Milvus can run in two modes: standalone and cluster. The two modes have the same functions.

Milvus Standalone

Milvus standalone consists of the following components:

  • Milvus: The core functional component.
  • Meta Store: The metadata engine is used to access and store metadata of internal components (including proxies and index nodes) of Milvus.
  • Object Storage: The storage engine, which is responsible for data persistence for Milvus.
Figure 1 Architecture of Milvus Standalone

Milvus Cluster

Milvus cluster consists of seven microservice components and three third-party dependencies. All microservices can be independently deployed on Kubernetes.

The seven microservice components are the root coordinator, proxy, query coordinator, query node, data coordinator, index node, and data node.

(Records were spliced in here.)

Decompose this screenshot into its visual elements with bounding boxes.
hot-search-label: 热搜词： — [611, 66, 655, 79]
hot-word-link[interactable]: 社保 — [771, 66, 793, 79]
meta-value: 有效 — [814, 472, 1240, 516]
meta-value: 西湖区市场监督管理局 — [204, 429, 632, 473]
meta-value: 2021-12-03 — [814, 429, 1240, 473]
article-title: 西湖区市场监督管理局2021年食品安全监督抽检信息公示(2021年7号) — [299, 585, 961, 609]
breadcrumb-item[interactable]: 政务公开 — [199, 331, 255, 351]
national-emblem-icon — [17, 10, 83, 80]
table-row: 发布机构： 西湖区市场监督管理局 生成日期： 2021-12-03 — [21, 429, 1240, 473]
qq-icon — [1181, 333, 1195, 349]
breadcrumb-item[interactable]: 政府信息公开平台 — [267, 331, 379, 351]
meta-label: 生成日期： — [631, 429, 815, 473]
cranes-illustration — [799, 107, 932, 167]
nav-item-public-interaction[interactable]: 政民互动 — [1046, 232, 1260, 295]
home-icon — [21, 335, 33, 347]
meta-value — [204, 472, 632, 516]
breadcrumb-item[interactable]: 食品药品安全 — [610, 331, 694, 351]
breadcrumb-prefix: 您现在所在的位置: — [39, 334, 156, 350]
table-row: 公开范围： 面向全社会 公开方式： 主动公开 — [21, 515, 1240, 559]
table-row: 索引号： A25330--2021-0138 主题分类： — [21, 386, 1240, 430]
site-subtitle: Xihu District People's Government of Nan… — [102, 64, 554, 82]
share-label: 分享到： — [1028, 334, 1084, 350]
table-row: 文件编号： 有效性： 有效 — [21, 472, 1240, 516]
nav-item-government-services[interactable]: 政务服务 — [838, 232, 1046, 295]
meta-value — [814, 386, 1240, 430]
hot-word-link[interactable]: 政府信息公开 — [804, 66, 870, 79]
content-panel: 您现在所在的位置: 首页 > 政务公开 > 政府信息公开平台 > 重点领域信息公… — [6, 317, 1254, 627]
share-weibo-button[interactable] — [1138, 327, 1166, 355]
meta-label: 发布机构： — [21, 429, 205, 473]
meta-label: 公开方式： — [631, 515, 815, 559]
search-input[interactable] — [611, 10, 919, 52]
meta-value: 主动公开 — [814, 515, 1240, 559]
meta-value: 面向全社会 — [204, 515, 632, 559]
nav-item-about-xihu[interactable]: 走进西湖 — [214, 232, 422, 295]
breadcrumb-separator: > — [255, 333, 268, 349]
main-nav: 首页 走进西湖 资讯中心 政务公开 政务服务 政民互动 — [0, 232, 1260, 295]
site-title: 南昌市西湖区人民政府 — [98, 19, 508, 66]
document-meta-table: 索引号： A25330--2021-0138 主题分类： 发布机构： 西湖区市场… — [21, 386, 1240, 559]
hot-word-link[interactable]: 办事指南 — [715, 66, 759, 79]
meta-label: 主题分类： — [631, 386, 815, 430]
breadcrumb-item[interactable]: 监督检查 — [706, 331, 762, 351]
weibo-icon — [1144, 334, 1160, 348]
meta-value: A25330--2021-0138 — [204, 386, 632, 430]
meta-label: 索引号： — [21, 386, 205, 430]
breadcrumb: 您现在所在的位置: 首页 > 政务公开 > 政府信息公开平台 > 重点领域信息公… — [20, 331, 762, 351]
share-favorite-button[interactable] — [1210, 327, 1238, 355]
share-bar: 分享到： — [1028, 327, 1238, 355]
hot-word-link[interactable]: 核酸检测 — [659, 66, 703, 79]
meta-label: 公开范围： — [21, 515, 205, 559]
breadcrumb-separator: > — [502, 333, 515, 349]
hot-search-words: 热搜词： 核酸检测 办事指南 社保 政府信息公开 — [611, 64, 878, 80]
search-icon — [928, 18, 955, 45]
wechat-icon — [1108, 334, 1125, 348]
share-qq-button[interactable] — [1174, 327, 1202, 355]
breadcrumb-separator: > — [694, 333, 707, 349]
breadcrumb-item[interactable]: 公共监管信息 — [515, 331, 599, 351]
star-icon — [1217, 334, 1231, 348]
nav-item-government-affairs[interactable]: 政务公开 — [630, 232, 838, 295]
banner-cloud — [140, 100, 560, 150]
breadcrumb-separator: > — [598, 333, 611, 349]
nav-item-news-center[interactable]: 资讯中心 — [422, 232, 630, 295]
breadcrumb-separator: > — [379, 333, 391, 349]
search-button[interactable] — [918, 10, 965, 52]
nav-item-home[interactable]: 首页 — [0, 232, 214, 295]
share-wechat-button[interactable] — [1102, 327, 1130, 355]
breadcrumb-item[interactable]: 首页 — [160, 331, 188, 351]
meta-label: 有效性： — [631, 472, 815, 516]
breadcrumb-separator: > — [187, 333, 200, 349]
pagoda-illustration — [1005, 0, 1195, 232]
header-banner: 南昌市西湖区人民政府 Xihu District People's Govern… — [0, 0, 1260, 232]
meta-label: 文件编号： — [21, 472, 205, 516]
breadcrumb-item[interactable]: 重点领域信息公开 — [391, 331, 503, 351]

The three third-party dependencies are as follows:

  • Meta Store: Store metadata of various components in a cluster, such as etcd.
  • Object Storage: Implement data persistence of large files such as indexes and binary log files in a cluster, for example, S3 and MinIO.
  • Log Broker: Manage logs of recent sudden changes, output streaming logs, and provide log publishing and subscription services, such as Kafka and Pulsar.
Figure 2 Architecture of Milvus Cluster

Architectures and Principles

Figure 3 Milvus architecture

Milvus divides the overall architecture into four layers, which are independent of each other in terms of scalability and disaster recovery.

  • Access layer

    Access layer consists of a group of stateless proxies. It is the front layer of the system and the endpoint to the user. Access layer validates client requests and reduces the number of returned results. It uses a series of load balancing components to provide a unified service address. In addition, Milvus employs the massively parallel processing (MPP) architecture, which enables Milvus to aggregate and process the intermediate results of queries and return the final results to the client.

  • Coordinator services

    The coordinator service layer assigns tasks to worker nodes, functioning as the brain of the system. It manages cluster topologies, load balancing, timestamp generation, data, and data declarations. This layer consists of the root coordinator, data coordinator, and query coordinator.

  • Worker nodes

    A worker node is a dumb executor that follows the instructions of the coordinator service and executes data manipulation language (DML) commands from the proxy. Due to the separation of storage and computation, the worker node is stateless. It consists of query nodes, data nodes, and index nodes.

  • Object storage

    The object storage layer is responsible for data persistence. It includes metadata storage, log broker, and object storage.